Kyungsoo onun söylediklerine göz devirdi ve bu sıkıcı dersten bir an önce kurtulmayı diledi.
Sanki biri aklını okumuştu.
Sınıfa biyoloji hocası girdi. "Merhaba, özür dilerim dongha-eehm... Bay Lee." Kyungsoo ve Minseok, Bay Lee'nin kızarmasını görünce göz kontağı kurup kıkır kıkır güldüler.
"Um, endişelenmeyin. Endişelenmeyin. Nasıl yardımcı olabilirim?" hafif kekeledi.
"Şey, şuan eğitim personeli ile ilgili bir sorun var. Bayan Kim gelemeyecek. Personel başkanı, yani sen..."
"Tamam, ben halledeceğim." Bay Lee sınıfa döndü ve genişçe baktı.

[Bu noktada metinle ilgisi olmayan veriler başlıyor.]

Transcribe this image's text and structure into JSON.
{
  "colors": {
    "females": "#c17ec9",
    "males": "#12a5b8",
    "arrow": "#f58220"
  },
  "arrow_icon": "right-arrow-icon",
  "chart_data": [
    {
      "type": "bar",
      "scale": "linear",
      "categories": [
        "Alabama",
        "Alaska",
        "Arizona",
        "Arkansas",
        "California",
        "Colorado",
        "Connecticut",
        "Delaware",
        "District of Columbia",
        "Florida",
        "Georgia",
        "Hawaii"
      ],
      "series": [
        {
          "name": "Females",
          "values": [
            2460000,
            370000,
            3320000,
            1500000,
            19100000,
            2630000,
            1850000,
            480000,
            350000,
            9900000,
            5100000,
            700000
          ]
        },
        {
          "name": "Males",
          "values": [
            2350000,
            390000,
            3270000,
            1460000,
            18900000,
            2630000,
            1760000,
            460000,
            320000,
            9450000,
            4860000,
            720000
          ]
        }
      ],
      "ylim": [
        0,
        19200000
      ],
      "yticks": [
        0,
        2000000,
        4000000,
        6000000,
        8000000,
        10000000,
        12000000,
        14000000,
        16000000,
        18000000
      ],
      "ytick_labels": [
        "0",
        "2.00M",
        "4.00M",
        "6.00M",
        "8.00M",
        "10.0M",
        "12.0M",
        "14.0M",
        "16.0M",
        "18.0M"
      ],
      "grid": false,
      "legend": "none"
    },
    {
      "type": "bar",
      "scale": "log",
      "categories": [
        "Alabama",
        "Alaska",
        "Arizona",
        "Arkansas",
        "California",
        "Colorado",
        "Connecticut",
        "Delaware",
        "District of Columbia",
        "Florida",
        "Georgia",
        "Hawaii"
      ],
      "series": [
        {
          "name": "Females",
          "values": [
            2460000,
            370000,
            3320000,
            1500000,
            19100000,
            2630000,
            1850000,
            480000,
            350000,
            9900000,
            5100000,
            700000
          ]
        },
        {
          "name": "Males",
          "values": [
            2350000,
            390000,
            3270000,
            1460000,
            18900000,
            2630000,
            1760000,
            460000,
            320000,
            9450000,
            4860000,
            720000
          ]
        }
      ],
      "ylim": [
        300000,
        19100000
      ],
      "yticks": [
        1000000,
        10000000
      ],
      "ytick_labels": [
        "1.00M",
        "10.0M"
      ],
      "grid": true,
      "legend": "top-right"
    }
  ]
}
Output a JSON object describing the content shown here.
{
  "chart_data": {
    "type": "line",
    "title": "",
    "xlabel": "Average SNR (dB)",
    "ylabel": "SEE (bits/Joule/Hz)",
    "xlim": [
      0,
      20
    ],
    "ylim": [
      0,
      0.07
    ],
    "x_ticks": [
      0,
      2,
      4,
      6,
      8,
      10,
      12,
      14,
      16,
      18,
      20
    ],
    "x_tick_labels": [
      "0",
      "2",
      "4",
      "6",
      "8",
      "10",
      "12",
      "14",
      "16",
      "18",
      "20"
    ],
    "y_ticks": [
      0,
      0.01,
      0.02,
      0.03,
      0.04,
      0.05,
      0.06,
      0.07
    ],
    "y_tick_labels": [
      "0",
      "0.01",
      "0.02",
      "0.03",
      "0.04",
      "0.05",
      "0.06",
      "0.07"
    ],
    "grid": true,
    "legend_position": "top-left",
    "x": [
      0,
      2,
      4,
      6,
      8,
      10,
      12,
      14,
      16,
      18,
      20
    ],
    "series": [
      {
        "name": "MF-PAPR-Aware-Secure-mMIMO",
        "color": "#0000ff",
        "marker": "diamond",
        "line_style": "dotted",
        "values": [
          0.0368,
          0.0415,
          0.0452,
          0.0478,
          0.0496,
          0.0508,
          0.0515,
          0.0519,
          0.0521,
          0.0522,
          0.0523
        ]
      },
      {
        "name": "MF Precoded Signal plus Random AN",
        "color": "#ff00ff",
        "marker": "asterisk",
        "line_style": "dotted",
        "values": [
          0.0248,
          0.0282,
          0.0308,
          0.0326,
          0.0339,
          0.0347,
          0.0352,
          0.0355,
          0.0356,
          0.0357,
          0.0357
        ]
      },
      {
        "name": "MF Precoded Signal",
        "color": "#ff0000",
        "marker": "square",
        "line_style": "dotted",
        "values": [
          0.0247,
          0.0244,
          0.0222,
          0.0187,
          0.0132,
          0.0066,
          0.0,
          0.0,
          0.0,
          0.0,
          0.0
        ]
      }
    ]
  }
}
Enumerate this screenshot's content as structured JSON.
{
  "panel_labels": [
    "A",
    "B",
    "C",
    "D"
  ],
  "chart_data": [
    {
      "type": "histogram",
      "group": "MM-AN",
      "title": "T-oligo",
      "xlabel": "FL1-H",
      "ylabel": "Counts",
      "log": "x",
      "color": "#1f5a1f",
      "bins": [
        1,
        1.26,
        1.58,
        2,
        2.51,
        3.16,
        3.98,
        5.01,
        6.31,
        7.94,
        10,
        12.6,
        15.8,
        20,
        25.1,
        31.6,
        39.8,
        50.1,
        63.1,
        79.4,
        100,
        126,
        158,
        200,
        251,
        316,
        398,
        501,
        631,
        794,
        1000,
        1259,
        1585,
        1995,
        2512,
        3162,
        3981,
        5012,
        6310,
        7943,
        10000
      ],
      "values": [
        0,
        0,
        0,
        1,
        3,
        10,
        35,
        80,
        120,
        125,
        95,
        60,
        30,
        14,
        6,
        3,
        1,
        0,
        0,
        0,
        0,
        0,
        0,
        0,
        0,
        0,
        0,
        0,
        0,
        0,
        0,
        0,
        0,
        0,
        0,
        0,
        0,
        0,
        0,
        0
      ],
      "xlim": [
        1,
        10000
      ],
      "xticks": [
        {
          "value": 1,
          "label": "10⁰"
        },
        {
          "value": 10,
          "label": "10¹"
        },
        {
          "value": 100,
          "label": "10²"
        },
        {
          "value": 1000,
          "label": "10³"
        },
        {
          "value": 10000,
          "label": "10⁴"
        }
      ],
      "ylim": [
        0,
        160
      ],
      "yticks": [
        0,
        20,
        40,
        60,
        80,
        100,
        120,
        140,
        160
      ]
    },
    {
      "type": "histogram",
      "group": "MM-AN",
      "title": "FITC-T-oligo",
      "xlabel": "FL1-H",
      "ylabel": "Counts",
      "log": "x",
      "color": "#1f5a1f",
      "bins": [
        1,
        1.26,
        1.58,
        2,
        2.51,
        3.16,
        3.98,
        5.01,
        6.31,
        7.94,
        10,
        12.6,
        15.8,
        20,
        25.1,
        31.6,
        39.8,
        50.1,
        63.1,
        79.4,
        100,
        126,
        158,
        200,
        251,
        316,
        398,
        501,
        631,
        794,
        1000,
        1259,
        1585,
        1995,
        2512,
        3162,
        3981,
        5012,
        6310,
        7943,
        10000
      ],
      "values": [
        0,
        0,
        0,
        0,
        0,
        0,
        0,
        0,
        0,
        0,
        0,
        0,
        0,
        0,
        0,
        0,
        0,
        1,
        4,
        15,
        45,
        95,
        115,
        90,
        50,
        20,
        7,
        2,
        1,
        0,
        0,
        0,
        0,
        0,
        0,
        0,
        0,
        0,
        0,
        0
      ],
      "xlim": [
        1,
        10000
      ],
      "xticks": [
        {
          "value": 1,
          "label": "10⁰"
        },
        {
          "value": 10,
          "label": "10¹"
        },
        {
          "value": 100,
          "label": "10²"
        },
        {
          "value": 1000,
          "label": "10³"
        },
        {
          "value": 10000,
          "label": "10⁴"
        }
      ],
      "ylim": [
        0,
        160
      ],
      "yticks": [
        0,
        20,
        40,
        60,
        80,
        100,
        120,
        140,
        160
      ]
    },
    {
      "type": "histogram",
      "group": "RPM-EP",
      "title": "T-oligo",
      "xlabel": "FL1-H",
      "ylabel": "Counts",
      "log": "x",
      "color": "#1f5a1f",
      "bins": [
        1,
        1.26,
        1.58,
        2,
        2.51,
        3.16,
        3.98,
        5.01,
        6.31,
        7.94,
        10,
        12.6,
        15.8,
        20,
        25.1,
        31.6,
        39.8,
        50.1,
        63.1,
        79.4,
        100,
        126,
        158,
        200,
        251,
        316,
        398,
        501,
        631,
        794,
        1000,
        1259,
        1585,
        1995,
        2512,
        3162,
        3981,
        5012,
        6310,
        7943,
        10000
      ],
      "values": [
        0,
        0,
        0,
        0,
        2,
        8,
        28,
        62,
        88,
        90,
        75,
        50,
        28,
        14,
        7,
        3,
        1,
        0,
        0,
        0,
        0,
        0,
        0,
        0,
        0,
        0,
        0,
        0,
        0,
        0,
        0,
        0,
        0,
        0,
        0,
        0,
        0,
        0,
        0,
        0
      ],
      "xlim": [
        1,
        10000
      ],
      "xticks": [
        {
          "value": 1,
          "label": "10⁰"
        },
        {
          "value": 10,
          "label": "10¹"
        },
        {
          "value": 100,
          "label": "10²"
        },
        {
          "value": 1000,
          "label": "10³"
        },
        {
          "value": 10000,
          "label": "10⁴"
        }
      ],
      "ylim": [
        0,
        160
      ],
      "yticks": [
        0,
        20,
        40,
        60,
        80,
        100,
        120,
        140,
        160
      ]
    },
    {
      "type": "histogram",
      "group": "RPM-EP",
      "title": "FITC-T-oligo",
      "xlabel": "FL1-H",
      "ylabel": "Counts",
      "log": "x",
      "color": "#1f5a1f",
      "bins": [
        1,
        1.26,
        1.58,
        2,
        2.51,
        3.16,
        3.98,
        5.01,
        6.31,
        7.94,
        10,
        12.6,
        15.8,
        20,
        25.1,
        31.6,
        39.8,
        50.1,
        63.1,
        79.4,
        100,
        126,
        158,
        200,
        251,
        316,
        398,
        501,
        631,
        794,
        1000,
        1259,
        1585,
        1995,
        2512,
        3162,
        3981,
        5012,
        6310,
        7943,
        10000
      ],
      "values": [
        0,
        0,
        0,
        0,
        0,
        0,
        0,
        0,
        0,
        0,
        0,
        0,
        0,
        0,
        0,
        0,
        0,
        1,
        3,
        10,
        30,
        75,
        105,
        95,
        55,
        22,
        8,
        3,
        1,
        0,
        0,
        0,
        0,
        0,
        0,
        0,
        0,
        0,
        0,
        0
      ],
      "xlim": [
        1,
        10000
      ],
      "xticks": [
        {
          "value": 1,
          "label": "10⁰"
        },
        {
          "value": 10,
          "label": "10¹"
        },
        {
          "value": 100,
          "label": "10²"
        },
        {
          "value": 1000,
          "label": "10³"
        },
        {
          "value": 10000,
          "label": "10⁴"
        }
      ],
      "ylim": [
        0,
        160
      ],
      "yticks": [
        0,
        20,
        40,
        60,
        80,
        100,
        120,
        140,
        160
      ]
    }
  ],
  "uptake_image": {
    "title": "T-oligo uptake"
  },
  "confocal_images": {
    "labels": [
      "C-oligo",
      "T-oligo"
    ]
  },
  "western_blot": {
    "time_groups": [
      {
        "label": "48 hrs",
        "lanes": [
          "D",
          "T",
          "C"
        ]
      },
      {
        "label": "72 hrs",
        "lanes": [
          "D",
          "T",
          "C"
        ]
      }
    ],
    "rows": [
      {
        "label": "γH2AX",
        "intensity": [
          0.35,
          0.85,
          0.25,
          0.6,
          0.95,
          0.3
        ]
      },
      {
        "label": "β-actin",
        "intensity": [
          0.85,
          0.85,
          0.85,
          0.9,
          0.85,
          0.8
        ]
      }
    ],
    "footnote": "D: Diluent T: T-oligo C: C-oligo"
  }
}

''Tamam, çocuklar sayfa 53'teki 3 soruyu yaparsanız gidebilirsiniz.'' Hızlıca söyleyip çıktığında bağımsız değişkenler için yer bırakmadı.
Sınıftan çıktığı an, sınıf rahat bir nefes aldı. Kyungsoo sayfadaki sorulara göz gezdirdi çünkü iyi öğrenci olmak bunu gerektirirdi, fakat biri onu böldü.
''Tahmin ediyorum ki öğle yemeğinde söyleyeceğimi şimdi konuşabilirim? Nasıl söyleyebilirim bugün Jongdae'ye randevu teklifi edebilir miyim? ''Minseok geçen seneden beri okulun muzip çocuğuna âşıktı. Çocuğun troll gözleri onun kalbine işliyordu.
Kyungsoo'ya göre, Kim Jongdae'nin hoşlantısı zamanla büyümüştü hatta Minseok'a âşık bile olabilirdi. Belki de şakaları onun dikkatini çekmek için yapıyordu, ona hayran bırakıyordu ama Minseok onun bu tavırlarını görmemişti.